First female president in Connacht makes history in Irish rugby

Breaking glass ceilings: Ann Heneghan - Connacht Rugby's first female president.

Breaking glass ceilings: Ann Heneghan - Connacht Rugby's first female president.

Connacht Rugby made history this week when it became the first in Irish Rugby to elect a female president to lead the branch.

Ann Heneghan, well known in rugby circles for the past 30 years, was elected Connacht Rugby president at this week’s viritual AGM, breaking into what has been traditionally an all-male bastion.

It is a significant move by Connacht Rugby which has recognised the 53-year-old Partry native’s contribution to the game in the west and her leadership skills.

A solicitor in Galway, Ann Heneghan has been involved in the sport since cutting her teeth in her dad Seán’s club, Ballinrobe RFC, where three of her brothers played. Initially providing weekly rugby reports to the Connaught Telegraph, Heneghan became the first female elected as a Connacht branch delegate. Since then she has held many administrative roles, secretary to the Connacht Junior squad, a member and subsequent chairman of the disciplinary committee, the first chairperson of the Connacht Rugby Supporters’ Club, and a judicial officer with World Rugby.

Connacht CEO Willie Ruane says not only has Ann Heneghan been hugely committed to Connacht for many years, but she is capable both professionally and in her contribution to the game.

“She is a highly capable person and we are lucky to have her,” he says. “ The fact that she is the first female president of a branch in Irish Rugby is very significant in its own right, because we want to encourage more people to get involved. So to have someone as committed and capable as Ann is a great example of that.”

Ruane says Connacht has been at the forefront in revising its governance structures thanks to the application of the clubs and people involved.

“We have people here who are progressive, and that is a real positive. We are delighted for Ann who is so capable and is deserving of this role.”

Heneghan says it is a great honour to have broken one of Irish Rugby’s glass ceilings, but it has required perseverance.

“It is not easy to break into rugby. Thirty years ago there would have been a bias in terms of what women know about rugby. There were very few women’s rugby teams - women were mainly involved in the kitchen making soup and sandwiches, and washing dishes. It is a case of persevering. People realise you know what you are talking about in rugby terms, but you do have to earn respect.
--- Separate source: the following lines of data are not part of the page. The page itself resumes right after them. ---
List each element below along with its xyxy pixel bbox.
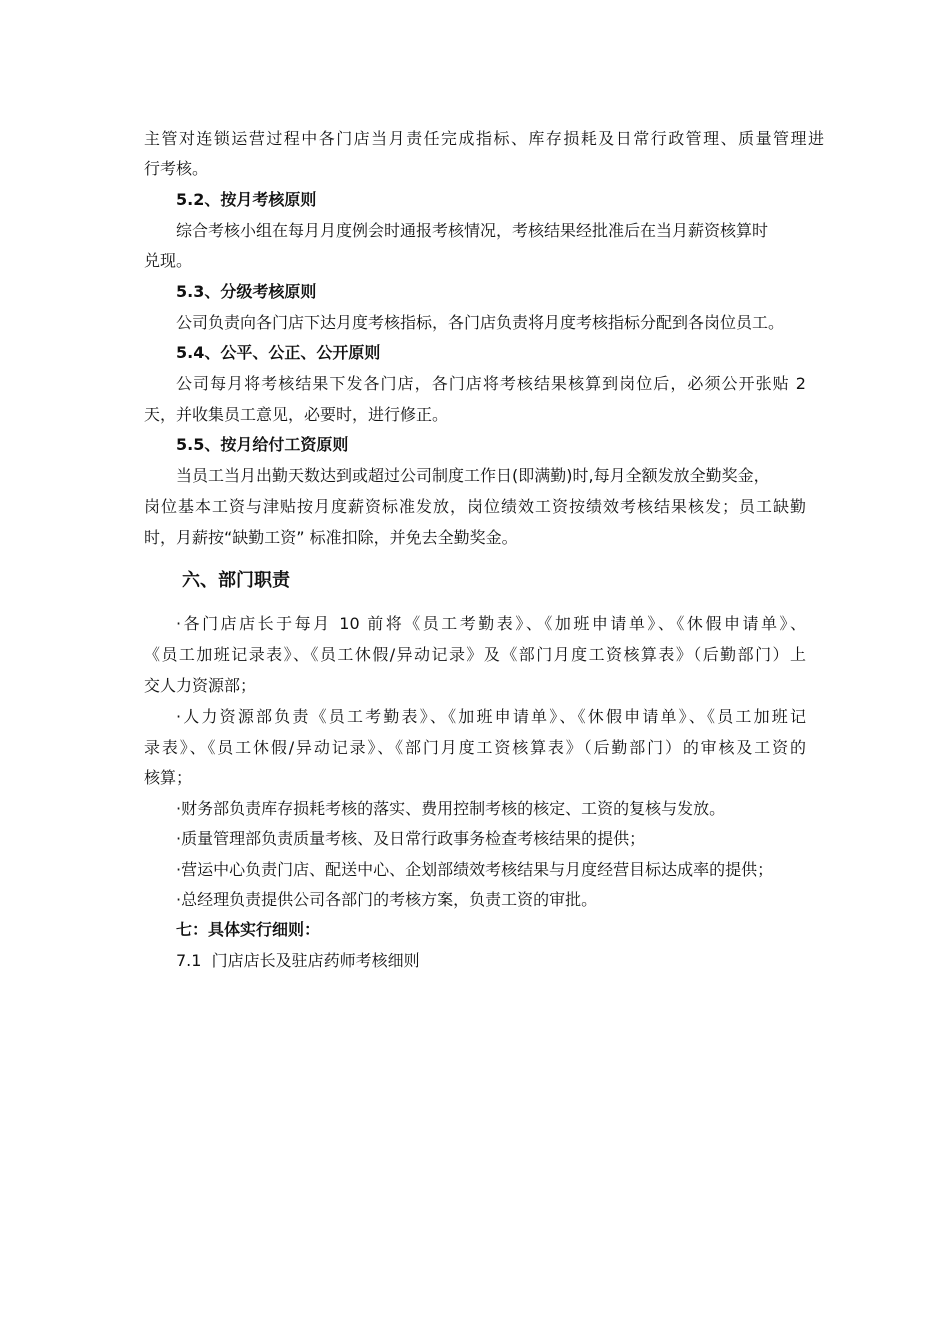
section-6-item-1-line-1: ·各门店店长于每月 10 前将《员工考勤表》、《加班申请单》、《休假申请单》、 bbox=[176, 614, 806, 633]
section-6-item-3: ·财务部负责库存损耗考核的落实、费用控制考核的核定、工资的复核与发放。 bbox=[176, 799, 726, 818]
section-5-5-line-1: 当员工当月出勤天数达到或超过公司制度工作日(即满勤)时,每月全额发放全勤奖金， bbox=[176, 466, 770, 485]
section-6-item-2-line-1: ·人力资源部负责《员工考勤表》、《加班申请单》、《休假申请单》、《员工加班记 bbox=[176, 707, 806, 726]
section-5-5-heading: 5.5、按月给付工资原则 bbox=[176, 435, 349, 454]
section-5-4-line-2: 天，并收集员工意见，必要时，进行修正。 bbox=[144, 405, 449, 424]
section-5-2-line-1: 综合考核小组在每月月度例会时通报考核情况，考核结果经批准后在当月薪资核算时 bbox=[176, 221, 769, 240]
section-5-2-line-2: 兑现。 bbox=[144, 251, 193, 270]
section-5-3-line-1: 公司负责向各门店下达月度考核指标，各门店负责将月度考核指标分配到各岗位员工。 bbox=[176, 313, 785, 332]
section-6-item-1-line-2: 《员工加班记录表》、《员工休假/异动记录》及《部门月度工资核算表》（后勤部门）上 bbox=[144, 645, 806, 664]
section-6-item-2-line-2: 录表》、《员工休假/异动记录》、《部门月度工资核算表》（后勤部门）的审核及工资的 bbox=[144, 738, 806, 757]
section-7-1-subheading: 7.1 门店店长及驻店药师考核细则 bbox=[176, 951, 420, 970]
section-6-item-1-line-3: 交人力资源部； bbox=[144, 676, 257, 695]
section-5-4-heading: 5.4、公平、公正、公开原则 bbox=[176, 343, 381, 362]
section-6-heading: 六、部门职责 bbox=[182, 570, 290, 591]
section-6-item-2-line-3: 核算； bbox=[144, 768, 193, 787]
section-7-heading: 七：具体实行细则： bbox=[176, 920, 321, 939]
section-5-3-heading: 5.3、分级考核原则 bbox=[176, 282, 317, 301]
intro-line-2: 行考核。 bbox=[144, 159, 209, 178]
section-5-2-heading: 5.2、按月考核原则 bbox=[176, 190, 317, 209]
section-6-item-6: ·总经理负责提供公司各部门的考核方案，负责工资的审批。 bbox=[176, 890, 598, 909]
section-5-4-line-1: 公司每月将考核结果下发各门店，各门店将考核结果核算到岗位后，必须公开张贴 2 bbox=[176, 374, 806, 393]
intro-line-1: 主管对连锁运营过程中各门店当月责任完成指标、库存损耗及日常行政管理、质量管理进 bbox=[144, 129, 824, 148]
section-5-5-line-3: 时，月薪按“缺勤工资” 标准扣除，并免去全勤奖金。 bbox=[144, 528, 518, 547]
section-6-item-5: ·营运中心负责门店、配送中心、企划部绩效考核结果与月度经营目标达成率的提供； bbox=[176, 860, 774, 879]
section-6-item-4: ·质量管理部负责质量考核、及日常行政事务检查考核结果的提供； bbox=[176, 829, 646, 848]
section-5-5-line-2: 岗位基本工资与津贴按月度薪资标准发放，岗位绩效工资按绩效考核结果核发；员工缺勤 bbox=[144, 497, 806, 516]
“It is important for girls and women getting involved, or those who may be reticent because they see it as a male orientated sport, to see it can be done.

“Positive discrimination is all very well, but I think you have to earn a role, and I would like to think I have earned mine.”

“I don’t want to be a figurehead, the token female who became head of Connacht Rugby. I want to take a more active role and hopefully encourage more women to be involved.

“Over the last three years I have got to know the presidents of the other provinces, and Leinster followed Connacht’s example and have a woman who is the senior vice president this year. Hopefully the other provinces will also follow suit, again not tokenism, but people who are actually involved so more women can see a way forward.”

Importantly Heneghan is “a rugby fan”, in addition to being a self-employed solicitor with negotiating and public speaking skills. It has made her a natural fit for this role, but she says, this season brings different challenges, not least getting players and fans back to the Sportsground.

“Just having rugby back is a huge positive, but it would be great to be watching live games again. We are lucky here in Connacht because it is a real family in terms of its supporters. It’s a smaller province, people have more access to coaches, players and management, everyone is more involved in Connacht. So to continue that, and especially now everything is remote, keeping fans involved and supporting the team is important.”

Heneghan says there are also growing challenges for the domestic game, not least keeping former players involved and encouraging volunteers.

“The domestic game relies on volunteers, and often the same people are involved for many years. I know clubs struggle with that and is the real challenge for all clubs throughout the country.”

Meantime, she says, the most important hope is that rugby can continue to be played safely.

“Aside from a couple of trophies for Connacht, it is important we have a situation where fans can come back and watch lives games again in safety.”